In July, 2014 she contracted Ebola, while treating a severely ill patient. A shortage of healthcare workers and basic protective equipment created a situation in West Africa where the disease was spreading rapidly. Recognizing the symptoms, she checked herself into a treatment center to prevent the spread of the disease. She recognized from her own experience that denial, doubt, and misinformation can prohibit people from getting proper treatment and taking proper precautions. After recovering from the disease, Tchecola returned to her job as an emergency room nurse at Donka Hospital, but her troubles were not over.
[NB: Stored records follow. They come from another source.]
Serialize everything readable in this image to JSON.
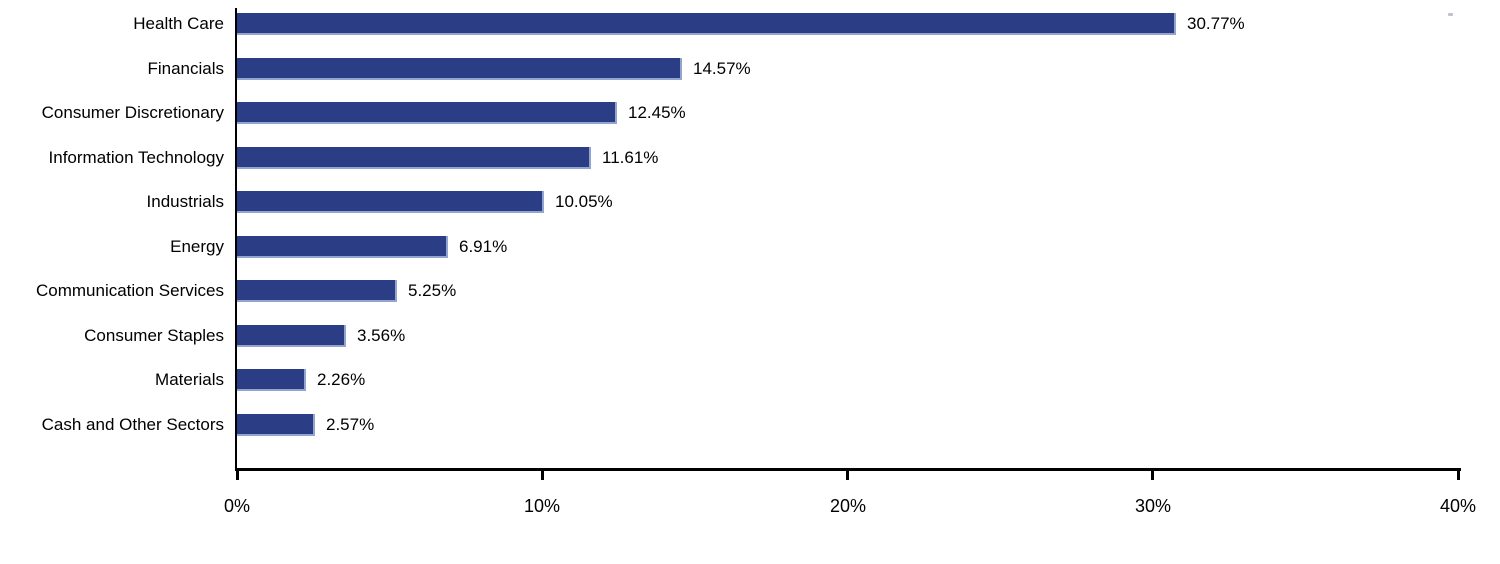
{
  "chart_data": {
    "type": "bar",
    "orientation": "horizontal",
    "title": "",
    "xlabel": "",
    "ylabel": "",
    "categories": [
      "Health Care",
      "Financials",
      "Consumer Discretionary",
      "Information Technology",
      "Industrials",
      "Energy",
      "Communication Services",
      "Consumer Staples",
      "Materials",
      "Cash and Other Sectors"
    ],
    "values": [
      30.77,
      14.57,
      12.45,
      11.61,
      10.05,
      6.91,
      5.25,
      3.56,
      2.26,
      2.57
    ],
    "value_labels": [
      "30.77%",
      "14.57%",
      "12.45%",
      "11.61%",
      "10.05%",
      "6.91%",
      "5.25%",
      "3.56%",
      "2.26%",
      "2.57%"
    ],
    "xlim": [
      0,
      40
    ],
    "x_ticks": [
      "0%",
      "10%",
      "20%",
      "30%",
      "40%"
    ],
    "grid": false,
    "legend": "none",
    "bar_color": "#2B3E85",
    "bar_edge_color": "#93A4CF",
    "axis_color": "#000000",
    "text_color": "#000000"
  }
}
Tchecola's landlord evicted her, because of fear and misinformation about the disease. Others who survived have similar stories: friends stop visiting, employers won't let workers return, communities believe that Ebola is a death sentence and that victims will eventually die so they shun survivors, children and adolescents are rejected by family members and fear inhibits other placement for them. The situation with children is especially troubling. More than 4,000 children are registered as orphans in Guinea. Because survivors appear to have an immunity to the disease, they are being recruited by UNICEF to help with children. Survivors are able to touch and provide comfort to the traumatized children in a way that personnel in protective gear cannot.

Tchecola is committed to raising awareness, educating about Ebola prevention, and fighting discrimination against survivors. She is a member of the Ebola Survivors Association of Guinea, which provides a support network for those who survived the disease.